What makes a piece of art mean something to someone? What makes it “speak to” someone, or touch someone?
The answer is different for each person since all experiences are personal and subjective. Even though some art (like famous classics like the Mona Lisa, the Scream and the Thinker) does seem to have universal qualities.
A painting can catch our attention and trigger a reaction by its:
- Motif (what is depicted)
- Composition (arrangement of light shapes, dark shapes and colours)
- Execution (how the picture was painted)
- Story (what the viewer knows about the painting or the artist)
As for motifs, we’re generally more drawn to the sight of beautiful flowers, landscapes and faces (especially those belonging to young women) than of disturbing scenes and hidious figures.
It’s not just about being nice to look at.
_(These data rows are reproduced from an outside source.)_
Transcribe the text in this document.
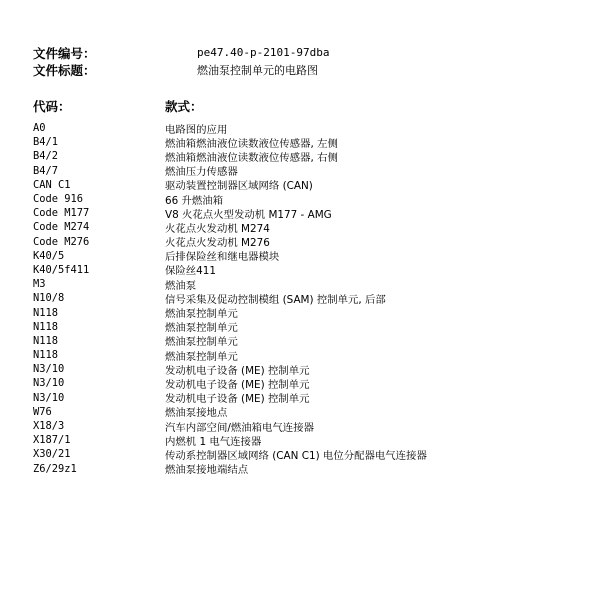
文件编号：	pe47.40-p-2101-97dba
文件标题：	燃油泵控制单元的电路图
代码：	款式：
A0	电路图的应用
B4/1	燃油箱燃油液位读数液位传感器, 左侧
B4/2	燃油箱燃油液位读数液位传感器, 右侧
B4/7	燃油压力传感器
CAN C1	驱动装置控制器区域网络 (CAN)
Code 916	66 升燃油箱
Code M177	V8 火花点火型发动机 M177 - AMG
Code M274	火花点火发动机 M274
Code M276	火花点火发动机 M276
K40/5	后排保险丝和继电器模块
K40/5f411	保险丝411
M3	燃油泵
N10/8	信号采集及促动控制模组 (SAM) 控制单元, 后部
N118	燃油泵控制单元
N118	燃油泵控制单元
N118	燃油泵控制单元
N118	燃油泵控制单元
N3/10	发动机电子设备 (ME) 控制单元
N3/10	发动机电子设备 (ME) 控制单元
N3/10	发动机电子设备 (ME) 控制单元
W76	燃油泵接地点
X18/3	汽车内部空间/燃油箱电气连接器
X187/1	内燃机 1 电气连接器
X30/21	传动系控制器区域网络 (CAN C1) 电位分配器电气连接器
Z6/29z1	燃油泵接地端结点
If we like the motif, we tend to like the painting more. If we like open, vast landscapes – which I happen to do – we’re inclined to enjoy paintings of open, vast landscapes. If we are anti-war, we are more likely to appreciate images anti-war images, and so on. Indeed if we hate flowers, chances are we find still-lifes with flowers repelling.
A composition in itself can be more or less pleasing to the eye. It can invoke different feelings and moods, like a sense of drama or serenity. Composition is less based on each person’s predisposition since human biology controls how it affects us. That means that we all react more or less in the same (or at least similar) way to the composition of an image. For instance, the eye naturally appreciates patterns, visual balance and contrast. If it’s lacking, the brain compensates for it when it creates the image we see. That´s why we see faces in the moon, castles in the sky and greener greens when it’s next to red of similar value.
Execution is the level of technical skill, but it’s more. It’s the way of working. A personal and unique method or style will probably result in more personal and unique images. Many naïve, quirky pictures with deliberately “inaccurate” figures in them have had much bigger impact on the audience – and certainly a much bigger audience – than than yet another perfectly rendered classical masterpiece. Did I hear “Picasso”?
Finally, the story surrounding the work makes a whole lot of difference. To reference Picasso again, would any of us have seen or hear of his iconic “Guernica” without the story of the artist and the story of the tragic air raid on the Spanish village. An anti-war story that many resonate with has become an important part of their experience of the painting.